BY GEORGE WATSON/CORRESPONDENT

Published February 28, 2005

WILLIAMSBURG -- John Piggott won't be offering any rides to next year's Anheuser-Busch Colonial Half Marathon. Count on it.

Picking up a friend for Sunday's 26th annual event delayed Piggott, and he was late for the start. He sprinted more than a half-mile from William and Mary Hall to the starting line at Barksdale Field, only to see the last of the pack of some 1,300 runners crossing
Jamestown Road.

"And I still had to take off my sweats," said Piggott, 39, a
Williamsburg resident and assistant Lafayette High track coach.

Still, Piggott managed to finish eighth overall (1 hour, 12 minutes, 56 seconds) in a field that was dominated by foreign runners for the seventh straight year.

"I didn't get to stretch, but my legs felt good," he added. "If I had been there on time, I probably would have finished in the top five."

But there was no way Piggott was going to catch the leaders, no matter when he started. Azat Rakipov of
Belarus outdueled Kenyan Charles Kibiwot for first place, winning by just nine seconds, 1:05:22 to 1:05:31. Both times beat the Carter's Grove Road/Kingsmill course record of 1:05:46 set in 1998 by Mark Andrews of Chapel Hill, N.C., the last American to win the race.

Rakipov and Kibiwot, both policemen in their respective countries, first met two weeks ago in
Texas at the Austin Marathon, where Rakipov finished second and Kibiwot sixth.

Rakipov led for the first 11 miles before Kibiwot briefly passed him. After that, Rakipov, a finalist in the 1992 Olympic 1,500 meters, said through an interpreter that his competitive juices kicked in and he retook the lead.

Another late arrival was Kenyan John Kipruto Korir, one of the pre-race favorites, who was even later than Piggott.
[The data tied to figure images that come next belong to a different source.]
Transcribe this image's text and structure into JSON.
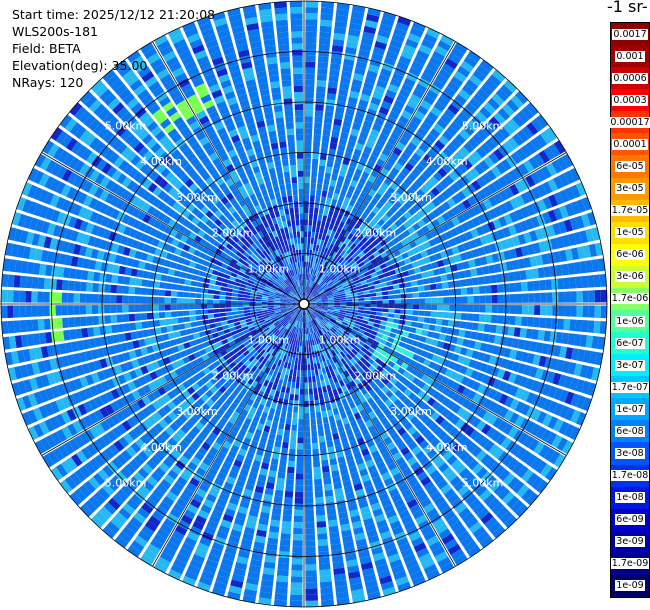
{
  "info": {
    "start_time": "Start time: 2025/12/12 21:20:08",
    "instrument": "WLS200s-181",
    "field": "Field: BETA",
    "elevation": "Elevation(deg): 35.00",
    "nrays": "NRays: 120"
  },
  "colorbar": {
    "unit_title": "-1 sr-",
    "labels": [
      "0.0017",
      "0.001",
      "0.0006",
      "0.0003",
      "0.00017",
      "0.0001",
      "6e-05",
      "3e-05",
      "1.7e-05",
      "1e-05",
      "6e-06",
      "3e-06",
      "1.7e-06",
      "1e-06",
      "6e-07",
      "3e-07",
      "1.7e-07",
      "1e-07",
      "6e-08",
      "3e-08",
      "1.7e-08",
      "1e-08",
      "6e-09",
      "3e-09",
      "1.7e-09",
      "1e-09"
    ],
    "colors": [
      "#8b0000",
      "#a00000",
      "#cc0000",
      "#ff0000",
      "#ff3300",
      "#ff5500",
      "#ff7700",
      "#ff9900",
      "#ffbb00",
      "#ffdd00",
      "#ffff00",
      "#ccff33",
      "#88ff66",
      "#55ff99",
      "#22ffcc",
      "#00f0ff",
      "#00c8ff",
      "#00a6ff",
      "#0080ff",
      "#0055ff",
      "#0033ee",
      "#0018dd",
      "#0000cc",
      "#0000aa",
      "#000088",
      "#000066"
    ]
  },
  "chart_data": {
    "type": "heatmap",
    "projection": "polar (PPI)",
    "nrays": 120,
    "range_rings_km": [
      1.0,
      2.0,
      3.0,
      4.0,
      5.0
    ],
    "ring_labels": [
      "1.00km",
      "2.00km",
      "3.00km",
      "4.00km",
      "5.00km"
    ],
    "max_range_km": 6.0,
    "spoke_count": 12,
    "dominant_value_colors": {
      "background": "#0b77ee",
      "light": "#25b8f2",
      "cyan": "#33eedd",
      "green": "#7bff55",
      "dark": "#1128c8"
    }
  }
}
Korir did not explain why he was late, but he still managed to finish third, more than five minutes behind the winner.

"I think I could have been first," said Korir, who has a half-marathon personal best of
1:02:45. He won the Naples, Fla., half marathon last month in 1:05.22, equaling Sunday's record time.

In the women's division, Casey Smith of
Arlington figured she finally had a chance when three-time defending champion Anna Pichrtova of the Czech Republic did not run. Smith had finished second and third, respectively, the past two years.

But Tetyana Hladyr of the
Ukraine kept the winner's trophy in foreign hands, too, easily outdistancing the second-place Smith 1:19:44 to 1:21:28.
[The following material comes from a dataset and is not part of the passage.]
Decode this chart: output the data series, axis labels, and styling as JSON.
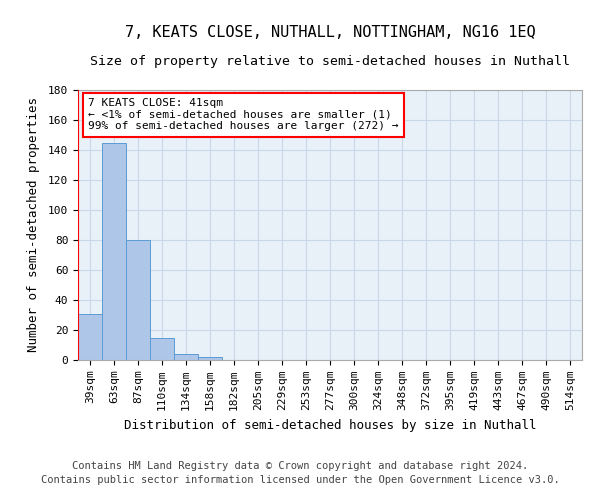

"She just kept pulling away at a constant pace," Smith said of Hladyr. "I just had a really bad day."

Smith had run
1:18:52 last year.

Running for his first time in the Masters Division (40 years and older),
Newport News resident Rob Hinkle finished second in 1:16:18 despite being ill. He beat out two-time defending champion Chuck Moeser (1:17:31) of Sterling. Mark Malander of Oak Hill was the Masters winner in 1:15:22.

"I guess I wasn't as sick as I thought," said Hinkle, a 40-year-old W&M professor.

W&M senior Trevor Cable was fifth overall in
1:11:35.

He ran track and cross country for the Tribe for three years before giving it up last spring. He entered the race as part of "Team Blitz," a group of about 10 buddies who get together every day and run.

"I was hoping I could finish in the top five," said Cable, who plans to enter next month's Shamrock Marathon in
Virginia Beach. "I was at least familiar with the course today because I used to help out at the water stations."